Saturday, July 14, 2012

The hiss in history

"Desert Sounds" By Howard Altmann. - Slate Magazine:

It's the desert and it's too damn hot and things about are still, motionless to the extent that you swear you can hear their atoms expand and produce a muted groan . There is a crackle to the things that move, an irritating grate when the rustle of clothes rubs against perspiring skin and seem to slather the salt of sweat deep into the pores. Everything is cast under a light you can't keep your eyes open for. It is the punishment for merely being alive . Howard Altmann creates this precise sense of the desert with his poem "Desert Sounds", a meditation, of a sort, on the inflamed emptiness that is the desert stretches where the imagination starts to notice the induced surrealism of what is close, torched and motionless.

The iguana is still under the rock.
Blossoms unfurl scents over coiled snakes.
Saguaros arm their shadows
With the long legs of daylight.
And whose limbs got buried where
The grand inquisitor unearths deeply.

So it goes in the Sonoran desert.
Sky shows its teeth with cacti.
The mouth of civilization spits out sand.
Who are we, who are we?The heart of the blue-throated hummingbird beats
Up to twelve hundred times a minute.
 There is the lingering feeling that you're waiting for something to emerge, for some dramatic event to take over this scorching endurance contest and provide a relief to both the heat and the tedium. Yet it remains, ruthlessly itself and defying the metaphors a literate poet might want to transform the surroundings with. Altmann is skillful in his use of straight-forward language and in the spare, delicate construction of appropriate metaphors that work in a tight, sense-filling manner with closely observed images:  the sight of blossoms unfurling their scents over coiled snakes is doubly suggestive, sensuous and deadly , and works perfectly well without a literary trick to make them more compelling-- this reveals an subtle Imagist influence that considered extensive use of metaphor and simile wrong and even injurious to poetry's ability to offer a new way of viewing what is actually in the world about us.

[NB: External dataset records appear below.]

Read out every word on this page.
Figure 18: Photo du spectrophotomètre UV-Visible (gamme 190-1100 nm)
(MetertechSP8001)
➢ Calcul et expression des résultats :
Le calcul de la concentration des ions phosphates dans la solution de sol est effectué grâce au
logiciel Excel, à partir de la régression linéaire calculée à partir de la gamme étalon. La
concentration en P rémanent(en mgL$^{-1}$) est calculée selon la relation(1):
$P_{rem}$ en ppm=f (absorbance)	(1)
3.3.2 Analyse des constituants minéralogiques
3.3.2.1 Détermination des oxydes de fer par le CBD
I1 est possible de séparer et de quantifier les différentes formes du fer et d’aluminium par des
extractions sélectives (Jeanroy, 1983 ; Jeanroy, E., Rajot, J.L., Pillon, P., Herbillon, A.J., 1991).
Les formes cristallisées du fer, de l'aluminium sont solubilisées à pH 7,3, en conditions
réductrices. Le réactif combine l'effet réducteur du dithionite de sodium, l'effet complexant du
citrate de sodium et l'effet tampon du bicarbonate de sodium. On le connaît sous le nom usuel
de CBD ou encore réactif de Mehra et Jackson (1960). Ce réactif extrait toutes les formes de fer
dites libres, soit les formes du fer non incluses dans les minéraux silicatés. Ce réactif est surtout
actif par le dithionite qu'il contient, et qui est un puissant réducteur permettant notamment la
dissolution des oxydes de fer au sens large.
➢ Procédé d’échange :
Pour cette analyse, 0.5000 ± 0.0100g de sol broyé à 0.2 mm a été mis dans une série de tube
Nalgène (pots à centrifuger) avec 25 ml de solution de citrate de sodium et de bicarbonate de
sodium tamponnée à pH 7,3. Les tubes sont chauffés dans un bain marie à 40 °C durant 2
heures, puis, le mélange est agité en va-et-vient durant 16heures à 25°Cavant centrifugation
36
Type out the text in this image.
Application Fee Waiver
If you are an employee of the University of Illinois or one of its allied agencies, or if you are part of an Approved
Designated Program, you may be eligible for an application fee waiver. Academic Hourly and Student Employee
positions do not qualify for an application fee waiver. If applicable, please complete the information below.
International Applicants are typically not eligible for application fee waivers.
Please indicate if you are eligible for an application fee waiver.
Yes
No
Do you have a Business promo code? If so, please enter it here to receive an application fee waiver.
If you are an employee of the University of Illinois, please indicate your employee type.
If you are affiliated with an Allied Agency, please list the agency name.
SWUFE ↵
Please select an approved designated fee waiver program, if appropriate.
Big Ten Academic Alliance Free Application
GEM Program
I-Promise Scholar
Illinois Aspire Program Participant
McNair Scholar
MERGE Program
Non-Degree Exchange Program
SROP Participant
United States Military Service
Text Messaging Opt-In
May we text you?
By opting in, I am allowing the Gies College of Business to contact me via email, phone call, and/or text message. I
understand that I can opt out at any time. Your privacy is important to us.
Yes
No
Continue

Altmann is wise enough to realize the two things he has joined in a sentence are extraordinary on their own terms. When he does  offer a metaphor, it is  quick, neat, fast as the eye that perceives the image and the mind that is its witness, " Sky show its teeth with cacti". Not a profound image, that is, nothing that ransacks  author and reader memories of vaguely recollected disquisitions on metaphysics, but it has the mark of elegant simplicity. It is apt, it is direct, it enhances a perfect expression.